Sonic annuì, mettendogli una mano sulla gamba. – Vai.
- Ero un soldato. – Cominciò il riccio nero. – Presumo lo sapessi già, visto come circolano le voci in questo posto. Soter era un mio commilitone, ma non eravamo di stanza in nessun luogo di guerra. Non negli ultimi mesi, in ogni caso. Eravamo a Washington.
- Lavoravamo in un istituto di ricerca, dove cercavano le conseguenze dell’epidemia e, se possibile, una cura. Perché fosse piena di militari era un mistero anche per noi. Probabilmente perché nessuna notizia, e nessuna persona, anche,  uscisse da lì. Gli unici ad entrare, oltre ai medici e a noi, erano stati alcuni contagiati, perché venissero analizzati da ogni parte. Teoricamente erano chiusi in camere sterili da cui non sarebbe dovuto uscire alcun germe. Teoricamente.

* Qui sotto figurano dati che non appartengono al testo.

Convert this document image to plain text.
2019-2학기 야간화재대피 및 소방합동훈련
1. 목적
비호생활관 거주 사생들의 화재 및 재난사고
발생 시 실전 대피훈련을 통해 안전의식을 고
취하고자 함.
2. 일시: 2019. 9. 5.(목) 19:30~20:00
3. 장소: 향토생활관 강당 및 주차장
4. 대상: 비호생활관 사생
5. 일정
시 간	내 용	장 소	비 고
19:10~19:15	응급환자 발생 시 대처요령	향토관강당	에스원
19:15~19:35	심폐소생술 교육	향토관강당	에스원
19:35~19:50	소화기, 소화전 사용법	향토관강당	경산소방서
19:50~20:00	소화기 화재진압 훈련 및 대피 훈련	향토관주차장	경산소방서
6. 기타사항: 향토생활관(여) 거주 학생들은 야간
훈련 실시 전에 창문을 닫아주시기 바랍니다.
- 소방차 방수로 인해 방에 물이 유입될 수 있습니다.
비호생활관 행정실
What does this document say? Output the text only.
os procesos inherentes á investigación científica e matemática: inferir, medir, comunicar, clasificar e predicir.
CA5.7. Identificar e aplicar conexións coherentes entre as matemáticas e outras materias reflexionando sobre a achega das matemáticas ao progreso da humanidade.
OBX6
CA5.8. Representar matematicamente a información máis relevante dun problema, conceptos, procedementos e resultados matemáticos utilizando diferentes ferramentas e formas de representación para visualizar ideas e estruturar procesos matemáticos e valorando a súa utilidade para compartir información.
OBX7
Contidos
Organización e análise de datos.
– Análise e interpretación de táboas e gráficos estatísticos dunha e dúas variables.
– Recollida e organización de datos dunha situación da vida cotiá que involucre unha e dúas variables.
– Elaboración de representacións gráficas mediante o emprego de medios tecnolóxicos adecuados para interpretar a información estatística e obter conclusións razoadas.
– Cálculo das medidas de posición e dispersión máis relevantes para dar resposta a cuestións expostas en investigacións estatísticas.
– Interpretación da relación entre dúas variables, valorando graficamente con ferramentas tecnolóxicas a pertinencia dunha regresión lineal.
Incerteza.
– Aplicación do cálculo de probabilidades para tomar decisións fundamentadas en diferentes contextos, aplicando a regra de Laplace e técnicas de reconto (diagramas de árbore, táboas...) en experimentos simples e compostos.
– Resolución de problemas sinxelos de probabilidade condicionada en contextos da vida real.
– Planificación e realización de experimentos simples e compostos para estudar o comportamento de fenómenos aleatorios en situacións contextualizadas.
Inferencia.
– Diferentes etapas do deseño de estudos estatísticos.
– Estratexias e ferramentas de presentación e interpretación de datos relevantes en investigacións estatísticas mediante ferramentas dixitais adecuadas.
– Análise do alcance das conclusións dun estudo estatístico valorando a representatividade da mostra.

- Era una struttura governativa, perciò, in una parte di essa, si trovavano anche le famiglie di coloro che ci lavoravano, per la sicurezza loro e degli stessi ricercatori. Nessuno avrebbe potuto essere ricattato  perché fornisse notizie o compisse azioni pericolose. Io non avevo nessuno che dovesse essere ospitato lì, e così, Soter, ma molti altri avevano mogli, mariti, figli, nipoti...i più giovani anche dei genitori. Uno degli scienziati con cui andavo più d’accordo, il dottor Robotnik, aveva perso tutta la sua famiglia da anni, eccetto sua nipote, una ragazzina. Si chiamava Maria. – Dio, quanto faceva ancora male pronunciare il suo nome.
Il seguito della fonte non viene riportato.